Quest’anno torna dopo due anni di assenza per il Covid e il cuore dei fedeli messinesi avranno ancora una volta lʼoccasione di battere allʼunisono al passaggio di colei che conserva le preghiere di unʼintera comunità.

Stamattina gli operai hanno caricato il cippo della Vara che ha fatto la sua prima apparizione in via Garibaldi per essere trasportato fino a piazza Castronovo, dove avviene il montaggio della struttura. Un momento emozionante in attesa del 15 agosto, quando lʼodore di strada bagnata, uomini e donne vestiti di bianco col viso deformato dal caldo e dalla fatica che si accalcano per tirare pochi centimetri di corda che per loro valgono chilometri di preghiere, torneranno ad animare il ferragosto messinese.

“Concluse le fasi di revisione strutturale delle parti meccaniche, con rilascio di apposita certificazione di collaudo, dopo due anni, oggi, lunedì 1 agosto, il Cippo della Vara torna in Piazza Castronovo, per dare il via al montaggio del Carro votivo e quindi alla fase finale dei preparativi per l’inizio della secolare Processione della Vara e della Passeggiata dei Giganti Mata e Grifone”, è l'annuncio degli assessori alla Cultura Enzo Caruso ed alla Protezione Civile Massimiliano Minutoli. Oggi, alle ore 18.30, è prevista anche la benedizionea cura del cappellano della Vara, padre Antonello Angemi, nominato dall’Arcivescovo metropolita di Messina, Lipari e Santa Lucia del Mela, monsignor Giovanni Accolla.

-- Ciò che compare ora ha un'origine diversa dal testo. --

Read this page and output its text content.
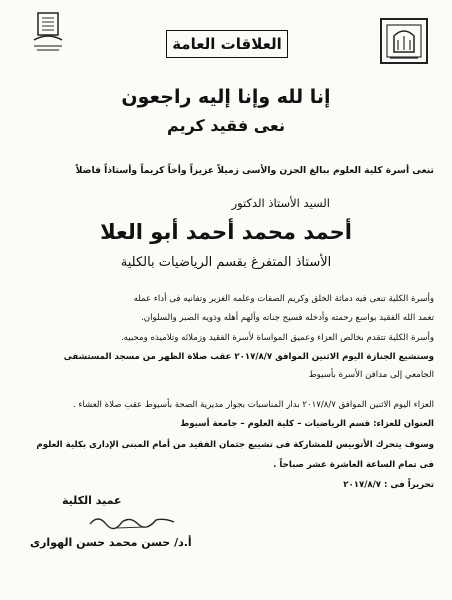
العلاقات العامة
إنا لله وإنا إليه راجعون
نعى فقيد كريم
تنعى أسرة كلية العلوم ببالغ الحزن والأسى زميلاً عزيزاً وأخاً كريماً وأستاذاً فاضلاً
السيد الأستاذ الدكتور
أحمد محمد أحمد أبو العلا
الأستاذ المتفرغ بقسم الرياضيات بالكلية
وأسرة الكلية تنعى فيه دماثة الخلق وكريم الصفات وعلمه الغزير وتفانيه فى أداء عمله
تغمد الله الفقيد بواسع رحمته وأدخله فسيح جناته وألهم أهله وذويه الصبر والسلوان.
وأسرة الكلية تتقدم بخالص العزاء وعميق المواساة لأسرة الفقيد وزملائه وتلاميذه ومحبيه.
وستشيع الجنازة اليوم الاثنين الموافق ٢٠١٧/٨/٧ عقب صلاة الظهر من مسجد المستشفى
الجامعي إلى مدافن الأسرة بأسيوط
العزاء اليوم الاثنين الموافق ٢٠١٧/٨/٧ بدار المناسبات بجوار مديرية الصحة بأسيوط عقب صلاة العشاء .
العنوان للعزاء: قسم الرياضيات – كلية العلوم – جامعة أسيوط
وسوف يتحرك الأتوبيس للمشاركة فى تشييع جثمان الفقيد من أمام المبنى الإدارى بكلية العلوم
فى تمام الساعة العاشرة عشر صباحاً .
تحريراً فى : ٢٠١٧/٨/٧
عميد الكلية
أ.د/ حسن محمد حسن الهوارى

Su una base quadrata di quattro metri per lato su un telaio alto circa 13,50 metri, la Vara ha subito nel corso dei secoli numerose modifiche e ristutturazione che, pur mutandone le dimensioni, non ne intaccano il valore storico che fede e tradizione le attribuiscono.

In passato, dalla base, in cui si trovavano gli apostoli raccolti intorno alla bara della Madonna, dal sole e la luna, su cui erano sospesi le gerarchie angeliche tra nuvole e globi, a Gesù Cristo che teneva sulla mano destra la Vergine nell'atto dell'Assunzione, i personaggi della vara erano esseri umani in carne ed ossa.

Dopo alcuni incidenti che non hanno mai “miracolosamente” fatto vittime né danni, i personaggi umani vennero sostituiti dalle statue di cartapesta.

Quest’anno torna dunque una grande tradizione che rappresenta un unicum nella storia folkloristica dell'lsola. Una tradizione decantata da scrittori stranieri, affascinati dalle bellezze della nostra terra, non hanno potuto fare a meno di rimanere estasiati dinnanzi a questa manifestazione che con il suo appeal compie un piccolo miracolo: quello di creare senso di appartenenza e condivisione in una città che certo non possiede questo talento tutto l’anno.